Chapter 27. Windows Workflow Foundation
WHAT YOU WILL LEARN IN THIS CHAPTER
What a workflow is and how to execute one
What an activity is
How to create custom activities
How to send an e-mail from an activity
Windows Workflow Foundation (WF) first appeared with .NET 3.0 and was revised with .NET 3.5 to add some extra functionality to integrate it with Windows Communication Foundation (WCF) more easily. In .NET 4, Workflow has been completely rewritten; while the core concepts are the same, the implementation is entirely different. This chapter covers Windows Workflow Foundation 4 (WF4).
A simplified definition of a workflow is "a collection of activities," but that's not an entirely satisfying definition. It might be more useful to use an analogy instead.
When you're writing a program, you use statements (such as if/else
) and call functions (Console.WriteLine
), and no doubt execute some code within a loop. You can't expect your end users to understand programming, so they tell you what they want the system to do, and you write the code to achieve those needs.

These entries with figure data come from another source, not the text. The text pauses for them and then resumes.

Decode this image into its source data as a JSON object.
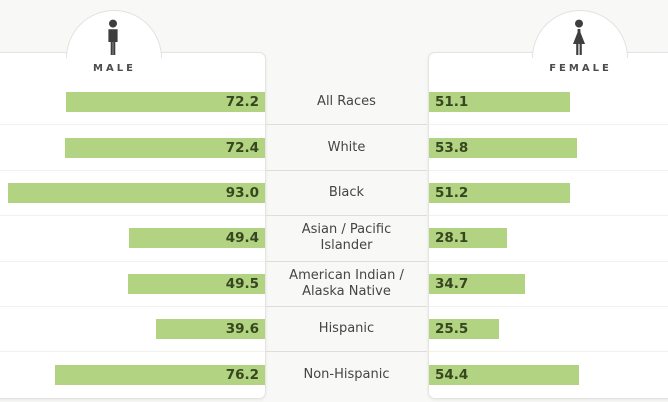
{
  "header": {
    "male": {
      "label": "MALE",
      "icon": "male-person-icon"
    },
    "female": {
      "label": "FEMALE",
      "icon": "female-person-icon"
    }
  },
  "colors": {
    "bar_fill": "#b2d382",
    "value_text": "#36461f",
    "panel_background": "#ffffff",
    "page_background": "#f8f8f7",
    "icon": "#3e3e3e"
  },
  "chart_data": {
    "type": "bar",
    "variant": "bidirectional-tornado",
    "title": "",
    "categories": [
      "All Races",
      "White",
      "Black",
      "Asian / Pacific Islander",
      "American Indian / Alaska Native",
      "Hispanic",
      "Non-Hispanic"
    ],
    "series": [
      {
        "name": "Male",
        "values": [
          72.2,
          72.4,
          93.0,
          49.4,
          49.5,
          39.6,
          76.2
        ]
      },
      {
        "name": "Female",
        "values": [
          51.1,
          53.8,
          51.2,
          28.1,
          34.7,
          25.5,
          54.4
        ]
      }
    ],
    "value_format": "one-decimal",
    "axis_max": 95.7,
    "grid": false,
    "legend_position": "top",
    "male_bars_direction": "right-to-left",
    "female_bars_direction": "left-to-right"
  }
}
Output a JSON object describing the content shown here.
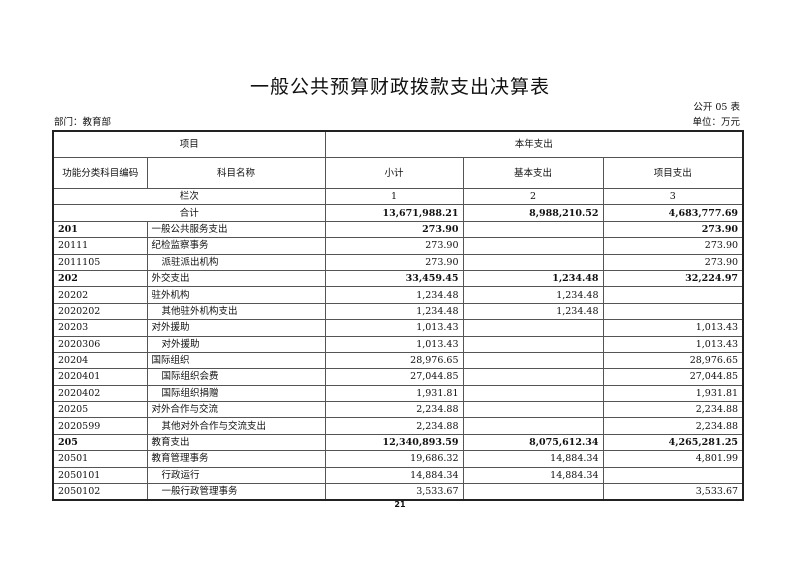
{
  "title": "一般公共预算财政拨款支出决算表",
  "form_no": "公开 05 表",
  "department": "部门：教育部",
  "unit": "单位：万元",
  "header": {
    "item": "项目",
    "current_year": "本年支出",
    "code": "功能分类科目编码",
    "name": "科目名称",
    "subtotal": "小计",
    "basic": "基本支出",
    "project": "项目支出",
    "column_index_label": "栏次",
    "col1": "1",
    "col2": "2",
    "col3": "3"
  },
  "total": {
    "label": "合计",
    "subtotal": "13,671,988.21",
    "basic": "8,988,210.52",
    "project": "4,683,777.69"
  },
  "rows": [
    {
      "code": "201",
      "name": "一般公共服务支出",
      "subtotal": "273.90",
      "basic": "",
      "project": "273.90",
      "level": 1
    },
    {
      "code": "20111",
      "name": "纪检监察事务",
      "subtotal": "273.90",
      "basic": "",
      "project": "273.90",
      "level": 2
    },
    {
      "code": "2011105",
      "name": "派驻派出机构",
      "subtotal": "273.90",
      "basic": "",
      "project": "273.90",
      "level": 3
    },
    {
      "code": "202",
      "name": "外交支出",
      "subtotal": "33,459.45",
      "basic": "1,234.48",
      "project": "32,224.97",
      "level": 1
    },
    {
      "code": "20202",
      "name": "驻外机构",
      "subtotal": "1,234.48",
      "basic": "1,234.48",
      "project": "",
      "level": 2
    },
    {
      "code": "2020202",
      "name": "其他驻外机构支出",
      "subtotal": "1,234.48",
      "basic": "1,234.48",
      "project": "",
      "level": 3
    },
    {
      "code": "20203",
      "name": "对外援助",
      "subtotal": "1,013.43",
      "basic": "",
      "project": "1,013.43",
      "level": 2
    },
    {
      "code": "2020306",
      "name": "对外援助",
      "subtotal": "1,013.43",
      "basic": "",
      "project": "1,013.43",
      "level": 3
    },
    {
      "code": "20204",
      "name": "国际组织",
      "subtotal": "28,976.65",
      "basic": "",
      "project": "28,976.65",
      "level": 2
    },
    {
      "code": "2020401",
      "name": "国际组织会费",
      "subtotal": "27,044.85",
      "basic": "",
      "project": "27,044.85",
      "level": 3
    },
    {
      "code": "2020402",
      "name": "国际组织捐赠",
      "subtotal": "1,931.81",
      "basic": "",
      "project": "1,931.81",
      "level": 3
    },
    {
      "code": "20205",
      "name": "对外合作与交流",
      "subtotal": "2,234.88",
      "basic": "",
      "project": "2,234.88",
      "level": 2
    },
    {
      "code": "2020599",
      "name": "其他对外合作与交流支出",
      "subtotal": "2,234.88",
      "basic": "",
      "project": "2,234.88",
      "level": 3
    },
    {
      "code": "205",
      "name": "教育支出",
      "subtotal": "12,340,893.59",
      "basic": "8,075,612.34",
      "project": "4,265,281.25",
      "level": 1
    },
    {
      "code": "20501",
      "name": "教育管理事务",
      "subtotal": "19,686.32",
      "basic": "14,884.34",
      "project": "4,801.99",
      "level": 2
    },
    {
      "code": "2050101",
      "name": "行政运行",
      "subtotal": "14,884.34",
      "basic": "14,884.34",
      "project": "",
      "level": 3
    },
    {
      "code": "2050102",
      "name": "一般行政管理事务",
      "subtotal": "3,533.67",
      "basic": "",
      "project": "3,533.67",
      "level": 3
    }
  ],
  "page_number": "21"
}
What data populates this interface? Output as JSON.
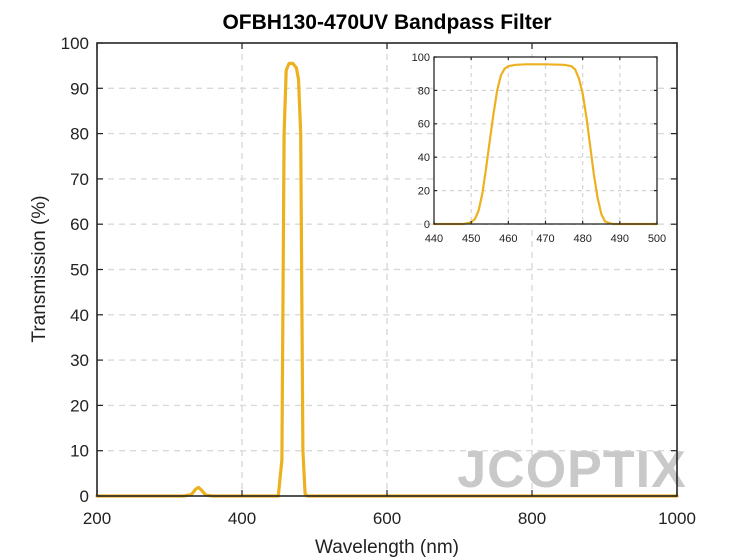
{
  "chart_data": [
    {
      "type": "line",
      "title": "OFBH130-470UV Bandpass Filter",
      "xlabel": "Wavelength (nm)",
      "ylabel": "Transmission (%)",
      "xlim": [
        200,
        1000
      ],
      "ylim": [
        0,
        100
      ],
      "xticks": [
        "200",
        "400",
        "600",
        "800",
        "1000"
      ],
      "yticks": [
        "0",
        "10",
        "20",
        "30",
        "40",
        "50",
        "60",
        "70",
        "80",
        "90",
        "100"
      ],
      "grid": true,
      "line_color": "#EDB120",
      "x": [
        200,
        320,
        330,
        336,
        340,
        344,
        350,
        360,
        440,
        450,
        455,
        458,
        461,
        465,
        470,
        475,
        478,
        481,
        484,
        487,
        490,
        500,
        600,
        800,
        1000
      ],
      "y": [
        0,
        0,
        0.3,
        1.5,
        1.9,
        1.3,
        0.2,
        0,
        0,
        0,
        8,
        80,
        94,
        95.5,
        95.5,
        94.5,
        92,
        80,
        10,
        0.5,
        0,
        0,
        0,
        0,
        0
      ]
    },
    {
      "type": "line",
      "title": "",
      "xlabel": "",
      "ylabel": "",
      "xlim": [
        440,
        500
      ],
      "ylim": [
        0,
        100
      ],
      "xticks": [
        "440",
        "450",
        "460",
        "470",
        "480",
        "490",
        "500"
      ],
      "yticks": [
        "0",
        "20",
        "40",
        "60",
        "80",
        "100"
      ],
      "grid": true,
      "line_color": "#EDB120",
      "x": [
        440,
        448,
        450,
        451,
        452,
        453,
        454,
        455,
        456,
        457,
        458,
        459,
        460,
        462,
        465,
        470,
        475,
        477,
        478,
        479,
        480,
        481,
        482,
        483,
        484,
        485,
        486,
        488,
        490,
        500
      ],
      "y": [
        0,
        0,
        1,
        3,
        8,
        18,
        33,
        50,
        66,
        80,
        89,
        93,
        94.5,
        95.3,
        95.6,
        95.6,
        95.3,
        94.5,
        92.5,
        87,
        78,
        64,
        47,
        30,
        16,
        6,
        1.5,
        0,
        0,
        0
      ]
    }
  ],
  "watermark": {
    "text": "JCOPTIX",
    "color": "#c9c9c9"
  }
}
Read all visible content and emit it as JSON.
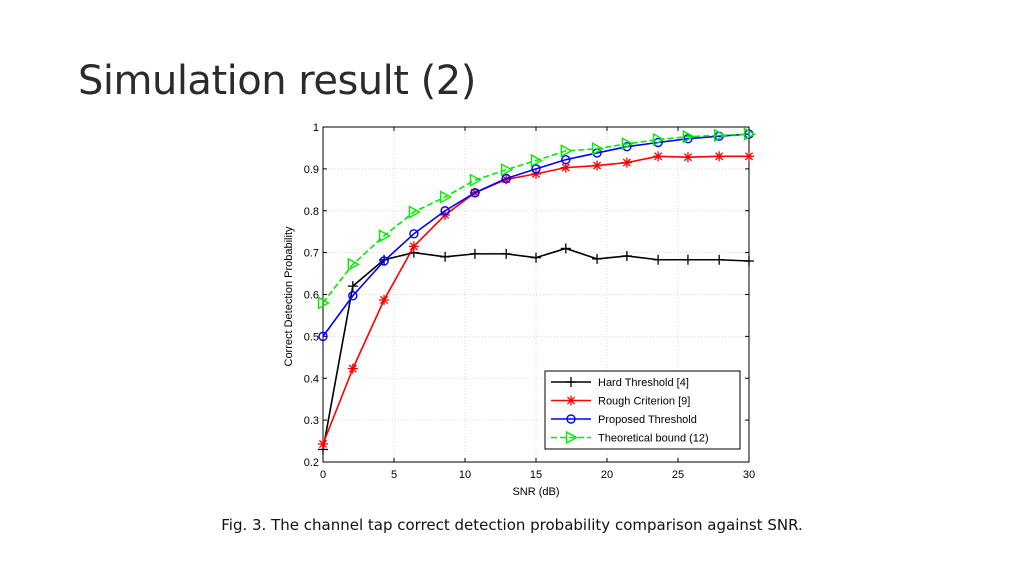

Now suppose for a moment that you could provide your end users with a vastly simplified programming environment, one in which you pre-build the statements and control flow logic, and all the end users need to do is plug these parts together to get what they want. That's what Workflow 4 can be used for. The statements and control logic are all called activities, and these can be plugged together into a workflow.